# Dirty, dirty, dirty



## Cozza (May 25, 2019)

Good evening all,
I did my first silver waste bucket clean out today. The result is some DIRTY silver. After melting, the shot was quite beautiful. Now I can see plenty of copper in it but can the copper give the silver that gold tint as well? If not what could it be? This is from my first kg processed from our Aussie pre decimal coins, munted up flatware and a couple of damaged pepper pots.
Any insight would be most appreciated.
I will likely throw this lot in with the next sterling batch I process.


----------



## renkenbw (Jun 8, 2019)

I had something very similar when I made a mistake trying to cement out silver. It’s a longer story that I have for here, but I’m sure that what I had was a mix of copper and silver. When I melted it and poured it into water, like you, I had copper, silver, and a mix of the two, which looked like gold. I re-digested this in nitric acid, and went through the proper procedures the next time, and got just the silver out.


----------



## kurtak (Jun 9, 2019)

Cozza said:


> I can see plenty of copper in it but can the copper give the silver that gold tint as well?

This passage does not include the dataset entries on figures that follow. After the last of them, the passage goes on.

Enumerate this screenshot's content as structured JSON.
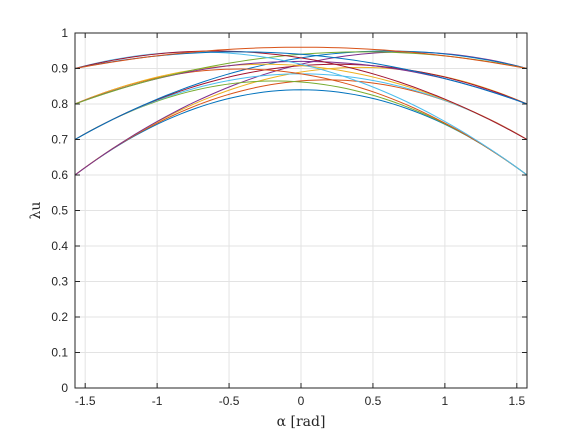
{
  "chart_data": {
    "type": "line",
    "title": "",
    "xlabel": "α [rad]",
    "ylabel": "λu",
    "xlim": [
      -1.5708,
      1.5708
    ],
    "ylim": [
      0,
      1
    ],
    "grid": true,
    "x_ticks": [
      -1.5,
      -1,
      -0.5,
      0,
      0.5,
      1,
      1.5
    ],
    "x_tick_labels": [
      "-1.5",
      "-1",
      "-0.5",
      "0",
      "0.5",
      "1",
      "1.5"
    ],
    "y_ticks": [
      0,
      0.1,
      0.2,
      0.3,
      0.4,
      0.5,
      0.6,
      0.7,
      0.8,
      0.9,
      1
    ],
    "y_tick_labels": [
      "0",
      "0.1",
      "0.2",
      "0.3",
      "0.4",
      "0.5",
      "0.6",
      "0.7",
      "0.8",
      "0.9",
      "1"
    ],
    "curve_samples": 61,
    "series": [
      {
        "color": "#0072bd",
        "y_left": 0.6,
        "y_right": 0.6,
        "y_peak": 0.84
      },
      {
        "color": "#d95319",
        "y_left": 0.6,
        "y_right": 0.7,
        "y_peak": 0.865
      },
      {
        "color": "#edb120",
        "y_left": 0.6,
        "y_right": 0.8,
        "y_peak": 0.89
      },
      {
        "color": "#7e2f8e",
        "y_left": 0.6,
        "y_right": 0.9,
        "y_peak": 0.912
      },
      {
        "color": "#77ac30",
        "y_left": 0.7,
        "y_right": 0.6,
        "y_peak": 0.862
      },
      {
        "color": "#4dbeee",
        "y_left": 0.7,
        "y_right": 0.7,
        "y_peak": 0.885
      },
      {
        "color": "#a2142f",
        "y_left": 0.7,
        "y_right": 0.8,
        "y_peak": 0.908
      },
      {
        "color": "#0072bd",
        "y_left": 0.7,
        "y_right": 0.9,
        "y_peak": 0.93
      },
      {
        "color": "#d95319",
        "y_left": 0.8,
        "y_right": 0.6,
        "y_peak": 0.885
      },
      {
        "color": "#edb120",
        "y_left": 0.8,
        "y_right": 0.7,
        "y_peak": 0.908
      },
      {
        "color": "#7e2f8e",
        "y_left": 0.8,
        "y_right": 0.8,
        "y_peak": 0.92
      },
      {
        "color": "#77ac30",
        "y_left": 0.8,
        "y_right": 0.9,
        "y_peak": 0.94
      },
      {
        "color": "#4dbeee",
        "y_left": 0.9,
        "y_right": 0.6,
        "y_peak": 0.912
      },
      {
        "color": "#a2142f",
        "y_left": 0.9,
        "y_right": 0.7,
        "y_peak": 0.93
      },
      {
        "color": "#0072bd",
        "y_left": 0.9,
        "y_right": 0.8,
        "y_peak": 0.94
      },
      {
        "color": "#d95319",
        "y_left": 0.9,
        "y_right": 0.9,
        "y_peak": 0.96
      }
    ]
  }
}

Yes - copper alloyed with silver will result in an alloy that is gold (yellow) in appearance - but its actually the silver causing the copper to take on the yellow/gold appearance - this is known as a "bleaching" effect

White metals like nickel, silver, the PGMs, zinc, etc. have this bleaching effect when alloyed with gold or copper & that's because it does not take a lot of the white metals to change (bleach) the color of gold or copper

You would think that the darker colors would dominate when alloyed with the white metals but its the other way around

That's why brass is yellow - "around" 30 % zinc 70% copper - take it up to 50% zinc & it becomes "white" brass

Nickle brass "around" 30 % nickel 70 % copper makes a "white" brass often referred to as nickel silver or German silver because it bleaches the copper to a "silver" white color - not because it has silver in it - there is no silver in it - the nickel gives it the appearance of silver

White gold - again "around" 30 % white metal (usually platinum, palladium &/or nickel) bleaches the gold to a "bright" silver white

Kurt


----------



## Cozza (Jun 10, 2019)

Kurtak,
You are a fountain of knowledge!
Fascinating info.


----------